We already know that all living things, from humans to amoebas, reproduce using the same basic method: cell division. DNA, the genetic material inside our cells, has to be copied so that the new offspring cells have the same genetic code as the parent. Let’s see how this process, called DNA replication, works.
The Structure of DNA:
DNA, or Deoxyribonucleic acid, looks like a ladder. This is because it is made up of two long strands of nucleotides whose nitrogen bases meet in the middle. We call this structure the double helix because the long strands twist around each other. The nucleotides that make up the strands in DNA are molecules including a phosphate group, a sugar group, and a nitrogen base. The nitrogen bases in the middle of one strand pair up with the bases of the other, and the way these bases are arranged will determine which genes are coded for. The four nitrogenous bases are A,T,C, and G, and A pairs with T while C pairs with G. This means if a nucleotide on one side of the ladder has a C as its half of the ladder “rung”, then the nucleotide across from it must have a G as its base.
How Replication Works:
Because of this unique structure, DNA replication requires the help of several enzymes, or proteins that act as catalysts in chemical reactions, to ensure that each strand of DNA is copied. This will ensure the daughter cells inherit genes contained in the parent’s double-stranded DNA.
Step One: Opening the Double Helix
In order for replication to begin, a protein we call the initiator unwinds a short length of the double helix to flatten it out. Now a protein called helicase can move in, attaching to the strands and breaking the hydrogen bonds that hold the bases from each strand together. Splitting the double helix can’t just happen anywhere in the chain, however. Helicase attaches to the origin of replication, or a specific sequence of base pairs that make it easier for the strands to separate. This is in the middle of the chain somewhere, so you can picture how unwinding and opening the “ladder” here creates a “replication bubble”. Helicase works its way down the DNA strand until there are two separate chains of polynucleotides.
Step Two: Priming the Template
While helicase separates the DNA strands, another enzyme called primase attaches to each strand to assemble a specific arrangement of nucleotides called the primer. This is important because the protein that actually replicates DNA, called DNA polymerase, can only add new DNA molecules to an already-existing strand of nucleotides.
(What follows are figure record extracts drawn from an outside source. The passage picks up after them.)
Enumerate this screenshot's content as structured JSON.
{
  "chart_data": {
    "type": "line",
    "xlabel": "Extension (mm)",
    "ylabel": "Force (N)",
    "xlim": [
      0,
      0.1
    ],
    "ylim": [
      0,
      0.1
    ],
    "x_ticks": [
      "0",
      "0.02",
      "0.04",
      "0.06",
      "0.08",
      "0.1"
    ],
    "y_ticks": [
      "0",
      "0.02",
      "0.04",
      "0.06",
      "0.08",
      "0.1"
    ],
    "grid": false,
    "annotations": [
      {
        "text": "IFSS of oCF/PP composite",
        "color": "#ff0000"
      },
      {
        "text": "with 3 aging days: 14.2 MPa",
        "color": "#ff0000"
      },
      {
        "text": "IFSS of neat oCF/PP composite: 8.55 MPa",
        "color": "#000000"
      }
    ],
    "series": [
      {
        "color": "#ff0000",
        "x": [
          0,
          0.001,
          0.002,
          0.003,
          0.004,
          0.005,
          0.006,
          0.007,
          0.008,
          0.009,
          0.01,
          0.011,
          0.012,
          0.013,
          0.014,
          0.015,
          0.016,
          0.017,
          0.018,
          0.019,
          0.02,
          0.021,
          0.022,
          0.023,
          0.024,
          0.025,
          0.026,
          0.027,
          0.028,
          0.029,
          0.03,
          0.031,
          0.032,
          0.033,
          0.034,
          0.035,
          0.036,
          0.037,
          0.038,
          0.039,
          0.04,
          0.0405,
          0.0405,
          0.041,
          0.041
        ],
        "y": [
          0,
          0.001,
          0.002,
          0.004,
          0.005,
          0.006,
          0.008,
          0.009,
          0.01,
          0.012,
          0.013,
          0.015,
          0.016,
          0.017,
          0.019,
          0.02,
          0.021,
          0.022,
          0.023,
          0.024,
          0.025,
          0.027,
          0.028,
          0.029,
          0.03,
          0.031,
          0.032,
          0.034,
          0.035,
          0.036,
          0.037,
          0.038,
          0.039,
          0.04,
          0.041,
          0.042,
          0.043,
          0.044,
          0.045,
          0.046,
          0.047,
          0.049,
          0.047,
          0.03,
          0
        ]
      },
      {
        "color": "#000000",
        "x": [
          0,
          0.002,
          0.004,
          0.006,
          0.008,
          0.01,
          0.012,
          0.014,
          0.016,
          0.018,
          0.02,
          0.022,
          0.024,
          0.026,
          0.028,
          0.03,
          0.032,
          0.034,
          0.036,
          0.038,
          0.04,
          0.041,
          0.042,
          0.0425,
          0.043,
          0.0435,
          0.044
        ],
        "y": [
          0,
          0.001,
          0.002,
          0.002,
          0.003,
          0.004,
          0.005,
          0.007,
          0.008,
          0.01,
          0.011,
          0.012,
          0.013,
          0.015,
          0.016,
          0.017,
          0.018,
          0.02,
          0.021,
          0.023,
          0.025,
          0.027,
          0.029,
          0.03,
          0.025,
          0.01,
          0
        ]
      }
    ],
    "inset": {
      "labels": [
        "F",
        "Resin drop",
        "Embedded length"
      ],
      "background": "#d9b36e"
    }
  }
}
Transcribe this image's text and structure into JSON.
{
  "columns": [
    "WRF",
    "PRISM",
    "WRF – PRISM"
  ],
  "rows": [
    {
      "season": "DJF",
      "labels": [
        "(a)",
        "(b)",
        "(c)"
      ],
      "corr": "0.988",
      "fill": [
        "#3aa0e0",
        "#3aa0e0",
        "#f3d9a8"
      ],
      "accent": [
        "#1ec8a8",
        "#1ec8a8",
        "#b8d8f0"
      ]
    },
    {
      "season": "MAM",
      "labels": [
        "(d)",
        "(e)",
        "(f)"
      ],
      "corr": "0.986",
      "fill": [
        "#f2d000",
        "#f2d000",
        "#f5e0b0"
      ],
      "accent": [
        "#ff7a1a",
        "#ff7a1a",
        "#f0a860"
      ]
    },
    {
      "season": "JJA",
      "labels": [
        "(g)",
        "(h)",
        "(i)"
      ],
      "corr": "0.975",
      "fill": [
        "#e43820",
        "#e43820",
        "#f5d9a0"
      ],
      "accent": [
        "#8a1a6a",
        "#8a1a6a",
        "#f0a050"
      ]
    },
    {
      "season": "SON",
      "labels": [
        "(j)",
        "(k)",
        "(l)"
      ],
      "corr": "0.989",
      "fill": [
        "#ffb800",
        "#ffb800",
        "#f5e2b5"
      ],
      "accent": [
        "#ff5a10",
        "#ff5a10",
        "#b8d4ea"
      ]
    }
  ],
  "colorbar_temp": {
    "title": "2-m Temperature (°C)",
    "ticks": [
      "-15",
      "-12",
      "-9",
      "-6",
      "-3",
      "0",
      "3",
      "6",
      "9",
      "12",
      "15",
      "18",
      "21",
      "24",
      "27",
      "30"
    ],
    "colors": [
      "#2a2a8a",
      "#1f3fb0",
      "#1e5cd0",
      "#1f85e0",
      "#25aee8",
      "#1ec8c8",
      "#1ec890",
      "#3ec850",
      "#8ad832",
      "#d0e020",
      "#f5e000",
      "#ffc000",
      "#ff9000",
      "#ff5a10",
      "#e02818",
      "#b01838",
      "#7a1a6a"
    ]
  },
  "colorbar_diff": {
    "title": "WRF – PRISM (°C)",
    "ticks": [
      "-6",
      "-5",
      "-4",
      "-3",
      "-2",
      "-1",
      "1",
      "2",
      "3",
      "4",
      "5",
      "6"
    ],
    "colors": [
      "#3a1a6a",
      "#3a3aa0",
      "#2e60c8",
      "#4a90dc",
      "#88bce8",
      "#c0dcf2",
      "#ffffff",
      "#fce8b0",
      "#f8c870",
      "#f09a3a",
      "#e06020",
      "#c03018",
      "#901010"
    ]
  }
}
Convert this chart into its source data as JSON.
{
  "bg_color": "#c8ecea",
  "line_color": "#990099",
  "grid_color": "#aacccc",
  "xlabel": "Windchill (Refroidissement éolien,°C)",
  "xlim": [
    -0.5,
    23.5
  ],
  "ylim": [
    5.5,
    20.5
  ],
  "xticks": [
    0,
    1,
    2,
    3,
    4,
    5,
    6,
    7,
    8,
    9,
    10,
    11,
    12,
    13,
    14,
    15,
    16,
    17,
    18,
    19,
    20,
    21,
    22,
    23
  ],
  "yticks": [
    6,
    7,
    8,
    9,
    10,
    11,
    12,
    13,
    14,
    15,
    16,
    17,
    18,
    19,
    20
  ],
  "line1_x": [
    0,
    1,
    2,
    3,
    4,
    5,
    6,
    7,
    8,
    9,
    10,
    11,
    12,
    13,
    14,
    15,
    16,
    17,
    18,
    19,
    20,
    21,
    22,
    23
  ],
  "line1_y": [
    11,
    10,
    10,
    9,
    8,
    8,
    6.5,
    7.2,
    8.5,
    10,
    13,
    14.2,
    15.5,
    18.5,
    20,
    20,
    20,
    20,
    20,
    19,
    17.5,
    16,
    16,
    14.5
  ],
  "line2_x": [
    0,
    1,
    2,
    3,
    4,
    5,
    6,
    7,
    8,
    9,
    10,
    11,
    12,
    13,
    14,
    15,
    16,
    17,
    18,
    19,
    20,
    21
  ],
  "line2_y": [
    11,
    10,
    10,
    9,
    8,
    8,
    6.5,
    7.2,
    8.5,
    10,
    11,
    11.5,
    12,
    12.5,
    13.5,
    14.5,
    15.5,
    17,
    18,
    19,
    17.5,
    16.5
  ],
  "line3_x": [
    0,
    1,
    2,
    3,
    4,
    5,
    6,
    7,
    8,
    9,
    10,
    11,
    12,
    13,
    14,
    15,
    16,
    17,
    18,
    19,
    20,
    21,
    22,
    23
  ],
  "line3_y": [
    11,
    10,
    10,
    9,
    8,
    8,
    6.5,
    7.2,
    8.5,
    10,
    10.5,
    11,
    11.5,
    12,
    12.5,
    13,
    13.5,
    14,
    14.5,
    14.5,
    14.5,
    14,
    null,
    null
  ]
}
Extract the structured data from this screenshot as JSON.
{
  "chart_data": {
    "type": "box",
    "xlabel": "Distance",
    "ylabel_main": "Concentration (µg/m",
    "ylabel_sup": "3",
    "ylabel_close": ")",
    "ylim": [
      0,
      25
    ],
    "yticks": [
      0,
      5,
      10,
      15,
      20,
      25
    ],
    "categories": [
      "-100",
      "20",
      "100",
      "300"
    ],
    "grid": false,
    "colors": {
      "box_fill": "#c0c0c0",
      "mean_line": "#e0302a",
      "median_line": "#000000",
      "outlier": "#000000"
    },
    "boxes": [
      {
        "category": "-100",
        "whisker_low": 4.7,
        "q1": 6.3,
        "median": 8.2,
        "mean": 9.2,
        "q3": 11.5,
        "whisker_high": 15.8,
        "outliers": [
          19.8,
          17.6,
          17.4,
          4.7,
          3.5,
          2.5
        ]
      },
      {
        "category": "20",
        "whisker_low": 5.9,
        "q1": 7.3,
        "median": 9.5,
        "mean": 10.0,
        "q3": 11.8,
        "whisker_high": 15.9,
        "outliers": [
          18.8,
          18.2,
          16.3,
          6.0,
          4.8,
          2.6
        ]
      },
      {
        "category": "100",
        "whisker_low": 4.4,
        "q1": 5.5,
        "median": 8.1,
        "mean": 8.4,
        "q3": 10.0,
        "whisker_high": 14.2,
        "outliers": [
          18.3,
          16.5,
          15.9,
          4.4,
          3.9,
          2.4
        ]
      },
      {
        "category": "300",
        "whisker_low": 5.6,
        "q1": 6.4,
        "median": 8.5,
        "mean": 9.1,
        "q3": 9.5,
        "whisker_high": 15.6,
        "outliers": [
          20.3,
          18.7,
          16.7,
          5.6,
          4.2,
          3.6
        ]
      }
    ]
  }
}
The primer will usually be made up of about 18-22 bases and is removed later in the process.
Step Three: Generating the Copy
DNA polymerase wraps itself around each single strand and attaches one nucleotide for each exposed base. The bases inserted will be complementary to the bases on the template strand, which ensures that the new strand will contain the same sequence. The process of replication is fairly quick, occuring at 50 nucleotides per second in human DNA, thanks to multiple polymerases that can synthesize at the same time. This means while one strand of the original template DNA is replicated, the other is being replicated as well. One of the strands will be referred to as the leading strand – this one is synthesized continuously. The other strand is known as the lagging strand and is copied in shorter separate fragments that are eventually connected together. This has to happen because DNA polymerase can only synthesize DNA in one direction, but the strands run opposite to each other. The smaller fragments of the new DNA strand that have to be joined together are referred to as Okazaki fragments. They are sealed together into one continuous strand by an enzyme called DNA ligase.
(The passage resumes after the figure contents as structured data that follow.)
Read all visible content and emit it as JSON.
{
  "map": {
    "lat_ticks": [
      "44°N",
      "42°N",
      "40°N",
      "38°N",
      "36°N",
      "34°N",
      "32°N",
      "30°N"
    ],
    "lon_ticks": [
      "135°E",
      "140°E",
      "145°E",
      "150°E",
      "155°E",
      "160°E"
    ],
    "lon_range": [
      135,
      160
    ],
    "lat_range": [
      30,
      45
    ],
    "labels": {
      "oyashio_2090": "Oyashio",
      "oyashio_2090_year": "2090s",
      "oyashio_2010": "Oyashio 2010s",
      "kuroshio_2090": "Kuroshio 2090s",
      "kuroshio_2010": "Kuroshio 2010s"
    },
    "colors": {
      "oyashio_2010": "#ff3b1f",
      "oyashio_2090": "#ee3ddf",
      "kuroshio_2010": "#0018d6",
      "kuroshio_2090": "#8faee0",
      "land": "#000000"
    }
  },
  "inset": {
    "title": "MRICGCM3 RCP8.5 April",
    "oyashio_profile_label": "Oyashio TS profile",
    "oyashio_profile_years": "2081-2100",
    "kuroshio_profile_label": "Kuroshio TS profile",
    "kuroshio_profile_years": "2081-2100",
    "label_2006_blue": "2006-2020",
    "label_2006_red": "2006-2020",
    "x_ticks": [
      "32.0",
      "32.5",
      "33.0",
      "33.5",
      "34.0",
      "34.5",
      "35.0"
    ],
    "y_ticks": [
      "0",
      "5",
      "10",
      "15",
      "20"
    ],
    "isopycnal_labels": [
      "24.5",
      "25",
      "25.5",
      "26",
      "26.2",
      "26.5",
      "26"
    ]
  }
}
DNA polymerase is an amazing enzyme – it actually proofreads its own work and removes most of the incorrect nucleotides that are accidentally added to the new copy strand. Another protein that keeps things running smoothly is called topoisomerase, which makes temporary cuts in the helix ahead of the replication bubble to ensure the rest of the DNA doesn’t get too tightly wound up. Topoisomerase then seals up any cuts it makes during the replication process.
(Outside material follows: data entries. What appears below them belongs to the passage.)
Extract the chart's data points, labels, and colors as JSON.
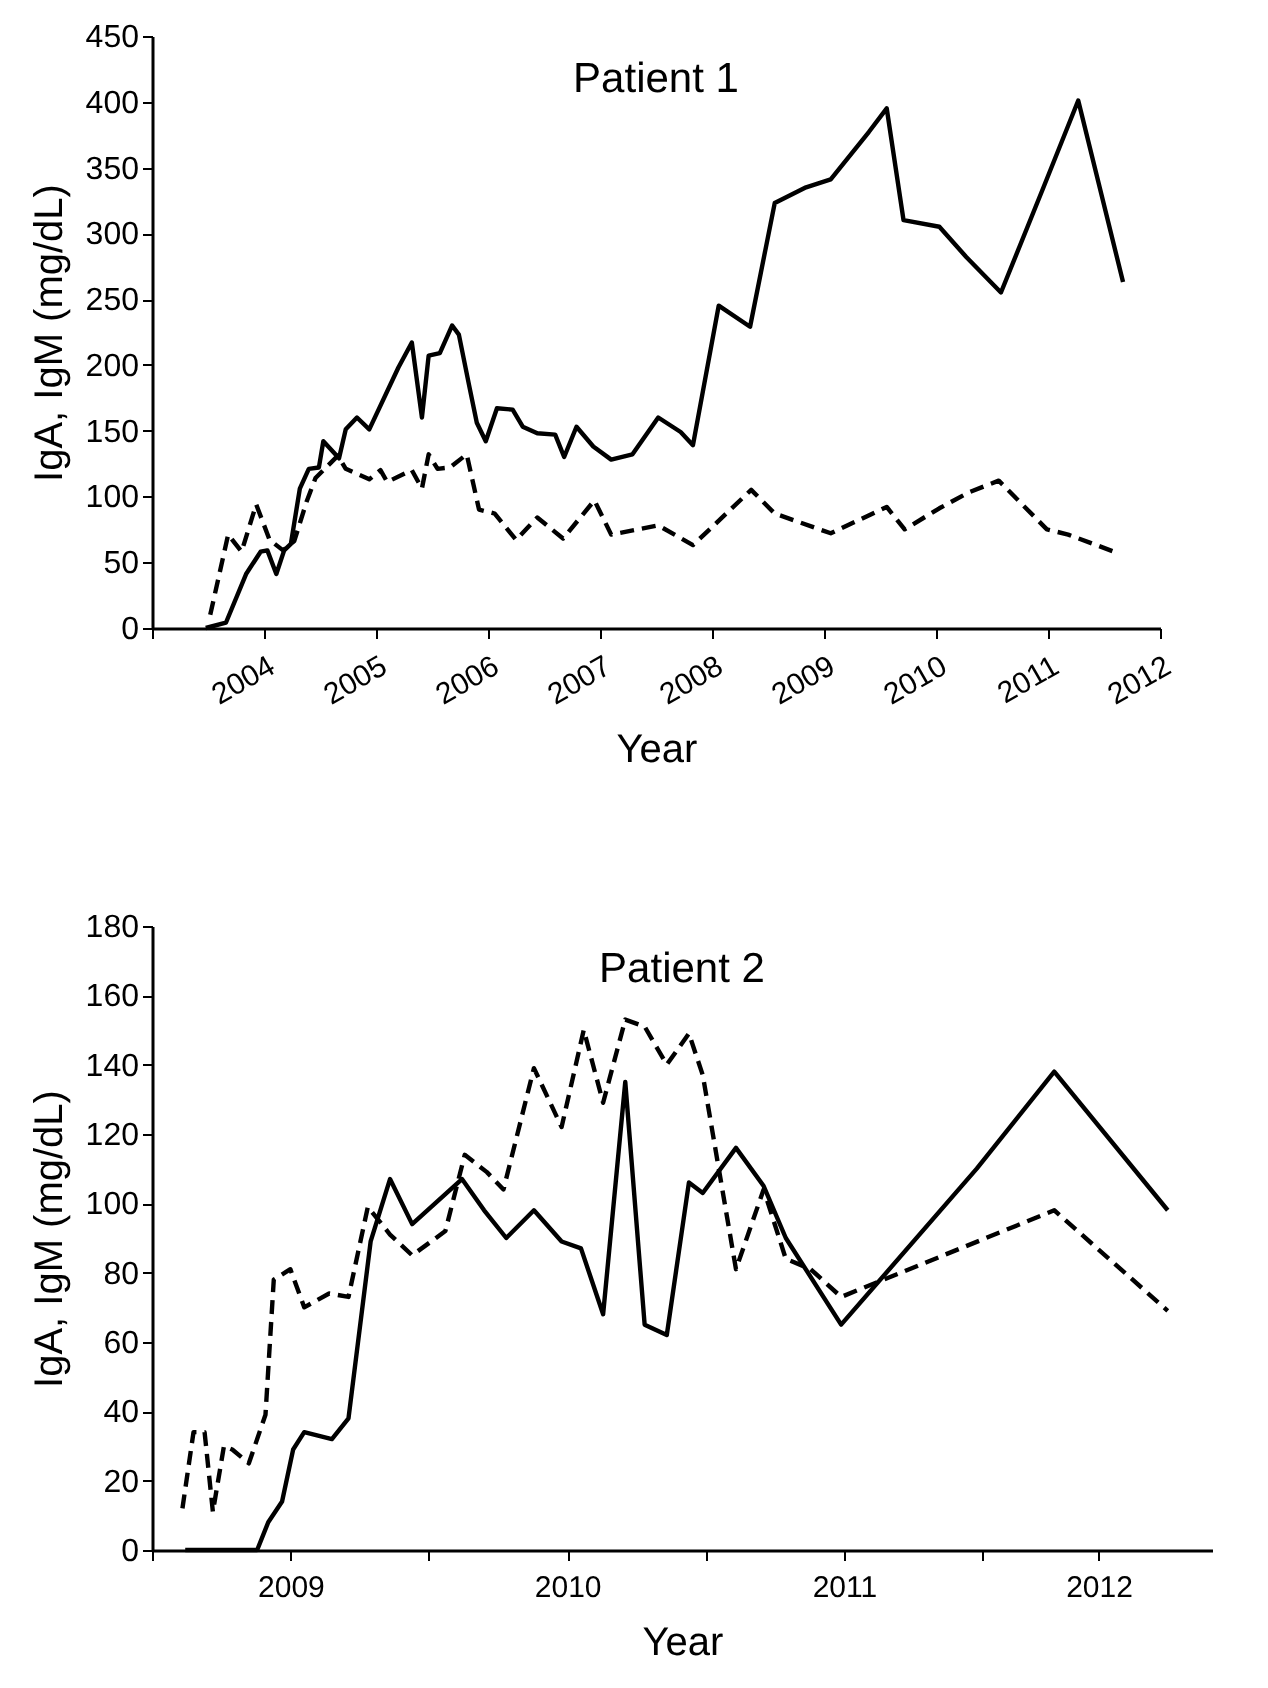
{
  "chart_data": [
    {
      "type": "line",
      "title": "Patient 1",
      "xlabel": "Year",
      "ylabel": "IgA, IgM (mg/dL)",
      "xlim": [
        2003,
        2012
      ],
      "xticks": [
        {
          "value": 2003,
          "label": null
        },
        2004,
        2005,
        2006,
        2007,
        2008,
        2009,
        2010,
        2011,
        2012
      ],
      "ylim": [
        0,
        450
      ],
      "yticks": [
        0,
        50,
        100,
        150,
        200,
        250,
        300,
        350,
        400,
        450
      ],
      "series": [
        {
          "color": "#000000",
          "line_style": "solid",
          "x": [
            2003.48,
            2003.66,
            2003.84,
            2003.97,
            2004.03,
            2004.11,
            2004.18,
            2004.24,
            2004.32,
            2004.4,
            2004.49,
            2004.53,
            2004.67,
            2004.73,
            2004.83,
            2004.94,
            2005.2,
            2005.32,
            2005.41,
            2005.47,
            2005.57,
            2005.68,
            2005.74,
            2005.83,
            2005.9,
            2005.98,
            2006.08,
            2006.22,
            2006.31,
            2006.44,
            2006.6,
            2006.68,
            2006.79,
            2006.94,
            2007.1,
            2007.29,
            2007.52,
            2007.72,
            2007.83,
            2008.06,
            2008.34,
            2008.56,
            2008.84,
            2009.06,
            2009.4,
            2009.56,
            2009.71,
            2010.03,
            2010.27,
            2010.58,
            2010.96,
            2011.27,
            2011.67
          ],
          "values": [
            0,
            4,
            41,
            58,
            59,
            41,
            59,
            64,
            106,
            121,
            122,
            142,
            129,
            151,
            160,
            151,
            198,
            217,
            160,
            207,
            209,
            230,
            223,
            185,
            156,
            142,
            167,
            166,
            153,
            148,
            147,
            130,
            153,
            138,
            128,
            132,
            160,
            149,
            139,
            245,
            229,
            323,
            335,
            341,
            377,
            395,
            310,
            305,
            282,
            255,
            335,
            401,
            263
          ]
        },
        {
          "color": "#000000",
          "line_style": "dashed",
          "x": [
            2003.52,
            2003.68,
            2003.8,
            2003.93,
            2004.05,
            2004.17,
            2004.27,
            2004.38,
            2004.46,
            2004.66,
            2004.73,
            2004.94,
            2005.04,
            2005.1,
            2005.32,
            2005.41,
            2005.47,
            2005.55,
            2005.66,
            2005.81,
            2005.92,
            2006.06,
            2006.25,
            2006.44,
            2006.67,
            2006.95,
            2007.1,
            2007.52,
            2007.83,
            2008.35,
            2008.56,
            2009.06,
            2009.56,
            2009.72,
            2010.03,
            2010.29,
            2010.56,
            2010.99,
            2011.18,
            2011.59
          ],
          "values": [
            10,
            71,
            58,
            94,
            67,
            59,
            66,
            96,
            114,
            131,
            121,
            113,
            120,
            111,
            120,
            106,
            132,
            121,
            122,
            132,
            90,
            87,
            67,
            84,
            68,
            97,
            71,
            78,
            63,
            105,
            87,
            72,
            92,
            75,
            91,
            103,
            112,
            75,
            71,
            58
          ]
        }
      ]
    },
    {
      "type": "line",
      "title": "Patient 2",
      "xlabel": "Year",
      "ylabel": "IgA, IgM (mg/dL)",
      "xlim": [
        2009,
        2012.83
      ],
      "xticks": [
        {
          "value": 2009,
          "label": null
        },
        {
          "value": 2009.5,
          "label": "2009"
        },
        {
          "value": 2010,
          "label": null
        },
        {
          "value": 2010.5,
          "label": "2010"
        },
        {
          "value": 2011,
          "label": null
        },
        {
          "value": 2011.5,
          "label": "2011"
        },
        {
          "value": 2012,
          "label": null
        },
        {
          "value": 2012.42,
          "label": "2012"
        }
      ],
      "ylim": [
        0,
        180
      ],
      "yticks": [
        0,
        20,
        40,
        60,
        80,
        100,
        120,
        140,
        160,
        180
      ],
      "series": [
        {
          "color": "#000000",
          "line_style": "solid",
          "x": [
            2009.12,
            2009.38,
            2009.42,
            2009.47,
            2009.51,
            2009.55,
            2009.65,
            2009.71,
            2009.79,
            2009.86,
            2009.94,
            2010.12,
            2010.2,
            2010.28,
            2010.38,
            2010.48,
            2010.55,
            2010.63,
            2010.71,
            2010.78,
            2010.86,
            2010.94,
            2010.99,
            2011.11,
            2011.21,
            2011.29,
            2011.49,
            2011.98,
            2012.26,
            2012.67
          ],
          "values": [
            0,
            0,
            8,
            14,
            29,
            34,
            32,
            38,
            89,
            107,
            94,
            107,
            98,
            90,
            98,
            89,
            87,
            68,
            135,
            65,
            62,
            106,
            103,
            116,
            105,
            90,
            65,
            110,
            138,
            98
          ]
        },
        {
          "color": "#000000",
          "line_style": "dashed",
          "x": [
            2009.11,
            2009.15,
            2009.19,
            2009.22,
            2009.26,
            2009.29,
            2009.35,
            2009.41,
            2009.44,
            2009.5,
            2009.55,
            2009.64,
            2009.71,
            2009.78,
            2009.86,
            2009.94,
            2010.06,
            2010.13,
            2010.21,
            2010.27,
            2010.38,
            2010.48,
            2010.56,
            2010.63,
            2010.71,
            2010.78,
            2010.86,
            2010.94,
            2010.99,
            2011.11,
            2011.21,
            2011.29,
            2011.38,
            2011.49,
            2012.26,
            2012.67
          ],
          "values": [
            12,
            34,
            34,
            11,
            30,
            29,
            25,
            39,
            78,
            81,
            70,
            74,
            73,
            99,
            91,
            85,
            92,
            114,
            109,
            104,
            139,
            122,
            150,
            129,
            153,
            151,
            140,
            149,
            137,
            81,
            104,
            84,
            81,
            73,
            98,
            69
          ]
        }
      ]
    }
  ]
}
Last Step: Creating the New Double Strand
After the DNA strands are proofread, DNA ligase seals up the copies into two continuous double strands. The DNA will automatically wind up into a double helix itself. Once the process is over, you will be left with two double-stranded DNA molecules, and each will contain one strand that was part of the original that was copied, and one new strand that DNA polymerase synthesized. This is why we describe DNA replication as semi-conservative – because part of the new DNA is the exact same as the original.